The late Saudi King Abdullah tried to make cautious changes to his conservative country and at times struggled with religious leaders. But his reign will not be known for ushering in major shifts in Saudi policies.
In highly conservative Saudi Arabia, change comes only at a slow pace. King Abdullah knew that and was careful and deliberate when making political and social changes to his country, eschewing radical reform from the time he took over as the kingdom's leader to his death on January 23.
Abdullah bin Abdul Aziz al Saud was the sixth king to sit on the throne since the founding of the Saudi monarchy and was one of the son's of Ibn Saud, the founder of modern Saudi Arabia. Ibn Saud, who died in 1953, had more than three dozen sons and the title of king has been passed among them rather than continually from father to son. When Abdullah succeeded to the throne in 2005, he was 80 years old.
Abdullah grew up at the royal court where he received a traditional Islamic education. Like many princes, he was given official public duties. In 1962, he became commander of the national guard. Later he took posts as the second and ultimately first deputy prime minister. In Saudi Arabia's absolute monarchy, the king also serves as prime minister and the crown prince is also the deputy PM.
When Abdullah's half-brother Fahd suffered a stroke, Abdullah took over de facto leadership of the government in 1996.
Regional power brokers
King Abdullah's foreign policy concentrated on making his country a regional power. His main goal was to hold Iran's growing influence in check, a point that has been made clear by competing Saudi and Iranian interests in the current Syrian civil war. While Riyadh has supported rebels fighting Syrian President Bashar al-Assad, Tehran has worked to shore up Assad's regime and the troops loyal to him.
As Saudi king, Abdullah was also the Custodian of the Two Holy Mosques. The home to the Muslim holy sites of Mecca and Medina, Saudi Arabia hosts millions of pilgrims each year, which gives the Saudi leader a special role in Islam.
The Saudis also have a special position for their strict interpretation of Wahhabist Islam.
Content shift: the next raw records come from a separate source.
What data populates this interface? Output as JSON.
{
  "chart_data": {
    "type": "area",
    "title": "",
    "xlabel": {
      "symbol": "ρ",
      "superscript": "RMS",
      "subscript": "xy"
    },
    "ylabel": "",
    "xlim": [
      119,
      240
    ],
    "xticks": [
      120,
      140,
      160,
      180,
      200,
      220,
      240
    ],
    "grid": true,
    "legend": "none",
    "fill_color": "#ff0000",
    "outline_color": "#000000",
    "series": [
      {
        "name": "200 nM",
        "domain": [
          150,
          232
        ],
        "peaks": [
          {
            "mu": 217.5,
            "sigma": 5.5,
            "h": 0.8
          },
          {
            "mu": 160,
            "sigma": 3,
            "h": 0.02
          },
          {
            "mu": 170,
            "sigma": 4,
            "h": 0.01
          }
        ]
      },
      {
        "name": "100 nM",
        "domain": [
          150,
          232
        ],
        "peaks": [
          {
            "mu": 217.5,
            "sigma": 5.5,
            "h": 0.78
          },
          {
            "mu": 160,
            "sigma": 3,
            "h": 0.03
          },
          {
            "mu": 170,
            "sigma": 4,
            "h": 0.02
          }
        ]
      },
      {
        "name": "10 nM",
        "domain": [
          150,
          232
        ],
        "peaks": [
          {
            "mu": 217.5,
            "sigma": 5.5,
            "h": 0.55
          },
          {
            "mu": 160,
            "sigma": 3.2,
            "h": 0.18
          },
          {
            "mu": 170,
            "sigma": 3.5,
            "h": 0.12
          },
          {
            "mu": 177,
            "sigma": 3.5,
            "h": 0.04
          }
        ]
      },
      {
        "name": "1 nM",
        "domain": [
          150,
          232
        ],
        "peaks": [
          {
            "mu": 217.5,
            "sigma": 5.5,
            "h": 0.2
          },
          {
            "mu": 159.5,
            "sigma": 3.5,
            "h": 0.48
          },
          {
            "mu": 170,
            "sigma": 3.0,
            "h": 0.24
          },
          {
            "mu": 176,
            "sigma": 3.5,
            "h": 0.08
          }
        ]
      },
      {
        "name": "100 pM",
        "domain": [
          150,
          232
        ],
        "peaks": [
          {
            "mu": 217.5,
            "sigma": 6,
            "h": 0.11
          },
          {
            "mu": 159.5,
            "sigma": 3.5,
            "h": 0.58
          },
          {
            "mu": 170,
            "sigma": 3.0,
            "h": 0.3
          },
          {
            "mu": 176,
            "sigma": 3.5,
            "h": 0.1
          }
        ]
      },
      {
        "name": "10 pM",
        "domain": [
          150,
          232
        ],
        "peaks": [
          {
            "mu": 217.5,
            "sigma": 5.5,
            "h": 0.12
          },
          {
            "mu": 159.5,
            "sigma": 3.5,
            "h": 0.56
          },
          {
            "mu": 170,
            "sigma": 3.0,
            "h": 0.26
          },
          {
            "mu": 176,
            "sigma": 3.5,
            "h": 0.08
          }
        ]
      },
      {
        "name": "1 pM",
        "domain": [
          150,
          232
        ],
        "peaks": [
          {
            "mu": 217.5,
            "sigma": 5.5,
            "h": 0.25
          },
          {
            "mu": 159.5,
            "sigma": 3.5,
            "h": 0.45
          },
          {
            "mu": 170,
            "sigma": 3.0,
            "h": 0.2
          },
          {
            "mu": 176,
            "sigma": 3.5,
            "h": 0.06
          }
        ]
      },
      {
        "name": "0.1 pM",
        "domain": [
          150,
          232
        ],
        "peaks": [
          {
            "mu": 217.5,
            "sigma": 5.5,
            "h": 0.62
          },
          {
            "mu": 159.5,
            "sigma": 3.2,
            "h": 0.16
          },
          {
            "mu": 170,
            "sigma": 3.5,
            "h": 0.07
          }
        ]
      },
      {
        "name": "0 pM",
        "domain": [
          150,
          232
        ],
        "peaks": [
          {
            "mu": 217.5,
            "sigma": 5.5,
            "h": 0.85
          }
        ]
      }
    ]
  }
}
The state, wealthy individuals and semiofficial foundations go to great lengths - and spend much money - exporting their interpretation of Islam around the world. Following the September 11, 2001, terrorist attacks in the United States, Saudi Arabia came under criticism for promoting Islamic radicalism. Fifteen of the 19 bombers involved in the attacks were Saudi citizens.
Domestically, Wahhabists are responsible for enforcing public morals as well as the justice and education systems and even the smallest of changes can provoke a major reaction from the conservative religious representatives. That led Abdullah to replace several critics of his reforms.
Criticism came, among other issues, for his careful policies of promoting women. After Saudi men received the right to vote for municipal matters, the same right was to be given to women in 2015. Abdullah also appointed the first female Cabinet minister in 2009. The deputy education minister was also responsible for the schooling of girls in the kingdom's gender-separated schools. Abdullah also opened the country's Consultative Assembly to women. Saudi Arabia does, however, remain the only country in the world where women are not permitted to drive.
Abdullah's reforms, however, have not limited the monarch's absolute powers. The Consultative Assembly has barely any power and political parties are forbidden. Criticism of the royal house or Islam is taboo. Calls for reforms are regarded as threats to the state and critics were severely punished, as has been the case for blogger Raif Badawi who was sentenced to 10 years in prison and 1,000 lashes on charges including apostasy.
Like his predecessors, Abdullah was extremely interested in protecting his dynasty. That meant changes brought about in other countries in the region as part of the so-called Arab Spring uprisings were hardly felt in Saudi Arabia. Protests against nepotism and other forms of corruption were immediately and usually violently quelled by authorities. Saudi troops even entered neighboring Bahrain to protect the royal house there from public demonstrations and to prevent unrest from spreading across the border.
The Saudi Royal Court announced that Abdullah would be succeeded by his half-brother Salman.